Survey Finds Women and Men Make Home-Buying Decisions with Head and Heart

 Square-footage and price are important elements to consider when selecting a home but according to a new survey from Coldwell Banker Real Estate of 1,000 men and women, they both also rely on how they feel and how their lifestyle fits into a home when looking for a place to live. The survey found 28 percent of women and 25 percent of men put more emphasis on their feelings about a home than they do on the layout, square footage, or price. The majority of women (62 percent) and men (61 percent) also know within the first visit if the home is right for them.

“A home is more than square-footage and the number of bedrooms and bathrooms, and this survey shows just how much emotion can play a role in home buying process,” says Jessica Edwards, Coldwell Banker Real Estate consumer specialist. “When two people are looking for a home together, there are many considerations to take into account. Of course, price and layout matter, but ‘feeling at home’ is an important factor.”

The survey also reveals insights into the roles men and women play at home and finds some interesting differences between age groups.

Women Take Charge of Making a House a Home:

Over half of women (54 percent) say that they take the lead when it comes to decorating.

However, younger men play a larger role in décor decisions than their older counterparts. Forty-eight (48) percent of younger respondents, age 18-44, say decorating is mutual; this decreases to 36 percent for respondents 55 and over.

Women also cook it up in the kitchen. Sixty-eight (68) percent of women say they are the “primary chef” for their household.

Not to be outdone, some men are also putting on the apron—occasionally. Nearly a quarter of men (23 percent) say cooking is their job.

Age Changes How Men and Women Feel “At Home”

Sharing financial decisions may get easier over time. Fifty-four (54) percent of people age 18-44 say major financial decisions are mutual, compared to 60 percent of those 45-54. This increases to 70 percent for people 55 and over.

Interestingly, as age increases, so does contentment with the current status of the home. Almost half (45 percent) of those older than 55 say they are very happy with their home just the way it is, compared to 25 percent of those age 18-44.

More men seem to be focused on making significant changes to the home (9 percent) compared to women (5 percent).

For couples entering the home-buying process, here are Edwards’ tips for harmonious house-hunting:

• Each person should come up with a list of a few things that are most important and then come together as a couple to decide on a list of the top three to five things that are important for the home.

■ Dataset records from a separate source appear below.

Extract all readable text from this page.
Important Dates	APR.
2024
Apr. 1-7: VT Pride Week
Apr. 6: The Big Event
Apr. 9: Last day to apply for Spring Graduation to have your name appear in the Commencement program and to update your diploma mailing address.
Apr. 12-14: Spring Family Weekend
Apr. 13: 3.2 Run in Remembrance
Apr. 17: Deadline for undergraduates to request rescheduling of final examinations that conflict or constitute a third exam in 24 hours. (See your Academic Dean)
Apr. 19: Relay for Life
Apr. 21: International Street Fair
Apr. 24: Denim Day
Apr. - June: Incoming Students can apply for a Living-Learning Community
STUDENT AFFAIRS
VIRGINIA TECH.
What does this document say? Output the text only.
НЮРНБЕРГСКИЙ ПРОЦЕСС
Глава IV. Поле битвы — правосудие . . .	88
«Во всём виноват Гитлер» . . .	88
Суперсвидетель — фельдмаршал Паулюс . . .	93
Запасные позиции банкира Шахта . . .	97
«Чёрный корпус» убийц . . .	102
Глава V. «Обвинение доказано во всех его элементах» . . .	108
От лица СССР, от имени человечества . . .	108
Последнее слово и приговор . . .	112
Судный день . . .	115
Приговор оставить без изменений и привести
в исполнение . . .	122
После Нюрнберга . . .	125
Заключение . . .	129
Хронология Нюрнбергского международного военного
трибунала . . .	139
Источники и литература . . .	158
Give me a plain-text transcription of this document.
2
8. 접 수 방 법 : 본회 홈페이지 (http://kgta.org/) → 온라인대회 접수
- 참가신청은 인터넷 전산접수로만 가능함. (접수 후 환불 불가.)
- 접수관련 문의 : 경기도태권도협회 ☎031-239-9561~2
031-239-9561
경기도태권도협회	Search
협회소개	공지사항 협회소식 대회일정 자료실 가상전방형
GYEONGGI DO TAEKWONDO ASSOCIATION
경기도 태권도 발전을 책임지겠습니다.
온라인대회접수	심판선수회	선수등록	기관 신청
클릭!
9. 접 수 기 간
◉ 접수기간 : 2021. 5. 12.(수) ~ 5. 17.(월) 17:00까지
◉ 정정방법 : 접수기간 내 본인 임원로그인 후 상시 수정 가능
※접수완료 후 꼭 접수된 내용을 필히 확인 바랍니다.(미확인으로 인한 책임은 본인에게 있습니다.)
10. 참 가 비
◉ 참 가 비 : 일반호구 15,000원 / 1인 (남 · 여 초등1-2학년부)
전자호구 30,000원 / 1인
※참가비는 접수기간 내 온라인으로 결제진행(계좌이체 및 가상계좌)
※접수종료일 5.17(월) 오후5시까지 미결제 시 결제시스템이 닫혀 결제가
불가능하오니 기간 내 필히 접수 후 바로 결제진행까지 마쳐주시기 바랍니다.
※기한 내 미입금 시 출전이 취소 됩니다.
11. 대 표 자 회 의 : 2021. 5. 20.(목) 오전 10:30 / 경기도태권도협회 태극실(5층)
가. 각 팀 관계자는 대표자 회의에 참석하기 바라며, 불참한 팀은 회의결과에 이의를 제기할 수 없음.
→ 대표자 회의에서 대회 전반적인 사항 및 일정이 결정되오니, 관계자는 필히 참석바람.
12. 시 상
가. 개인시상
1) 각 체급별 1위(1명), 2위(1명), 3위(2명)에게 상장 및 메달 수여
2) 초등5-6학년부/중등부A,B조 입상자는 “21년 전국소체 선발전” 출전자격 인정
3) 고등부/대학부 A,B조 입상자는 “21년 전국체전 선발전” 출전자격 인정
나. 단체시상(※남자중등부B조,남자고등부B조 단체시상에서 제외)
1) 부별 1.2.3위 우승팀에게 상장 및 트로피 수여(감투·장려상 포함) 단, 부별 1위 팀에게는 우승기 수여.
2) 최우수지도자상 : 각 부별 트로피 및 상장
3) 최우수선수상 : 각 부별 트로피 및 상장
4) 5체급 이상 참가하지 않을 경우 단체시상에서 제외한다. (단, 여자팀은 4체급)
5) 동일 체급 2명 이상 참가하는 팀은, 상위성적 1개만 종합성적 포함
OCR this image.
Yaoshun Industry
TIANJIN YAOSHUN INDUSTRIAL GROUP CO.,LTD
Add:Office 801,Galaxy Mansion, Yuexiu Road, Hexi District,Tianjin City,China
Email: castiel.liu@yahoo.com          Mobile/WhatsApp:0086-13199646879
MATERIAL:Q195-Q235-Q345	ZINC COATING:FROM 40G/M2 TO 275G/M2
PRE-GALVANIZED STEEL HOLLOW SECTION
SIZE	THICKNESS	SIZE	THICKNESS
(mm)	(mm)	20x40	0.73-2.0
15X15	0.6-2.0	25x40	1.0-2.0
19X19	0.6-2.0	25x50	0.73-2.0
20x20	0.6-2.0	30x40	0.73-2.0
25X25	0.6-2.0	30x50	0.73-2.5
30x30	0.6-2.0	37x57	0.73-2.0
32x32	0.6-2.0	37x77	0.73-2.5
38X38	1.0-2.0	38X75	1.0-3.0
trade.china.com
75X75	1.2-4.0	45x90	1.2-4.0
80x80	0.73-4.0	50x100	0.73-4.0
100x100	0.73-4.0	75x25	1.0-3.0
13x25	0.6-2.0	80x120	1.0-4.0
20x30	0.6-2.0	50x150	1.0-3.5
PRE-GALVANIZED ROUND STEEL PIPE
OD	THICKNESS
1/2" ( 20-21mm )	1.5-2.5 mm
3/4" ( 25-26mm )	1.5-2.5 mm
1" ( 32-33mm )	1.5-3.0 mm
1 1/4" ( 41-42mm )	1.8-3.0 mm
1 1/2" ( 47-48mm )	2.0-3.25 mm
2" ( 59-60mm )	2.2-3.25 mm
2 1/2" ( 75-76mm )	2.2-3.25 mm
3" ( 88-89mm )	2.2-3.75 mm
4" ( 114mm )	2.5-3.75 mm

• When looking for a home, communication is key. Consider designating a point person for different aspects of the home-buying process, so that information is not delayed or communicated to just one part of the couple.

• Don’t get too many people involved; typically more people means more stress and what is most important is that the couple is happy with the decisions being made.

• Don’t forget to have fun! Remember that this home will be the place to build memories and a life together.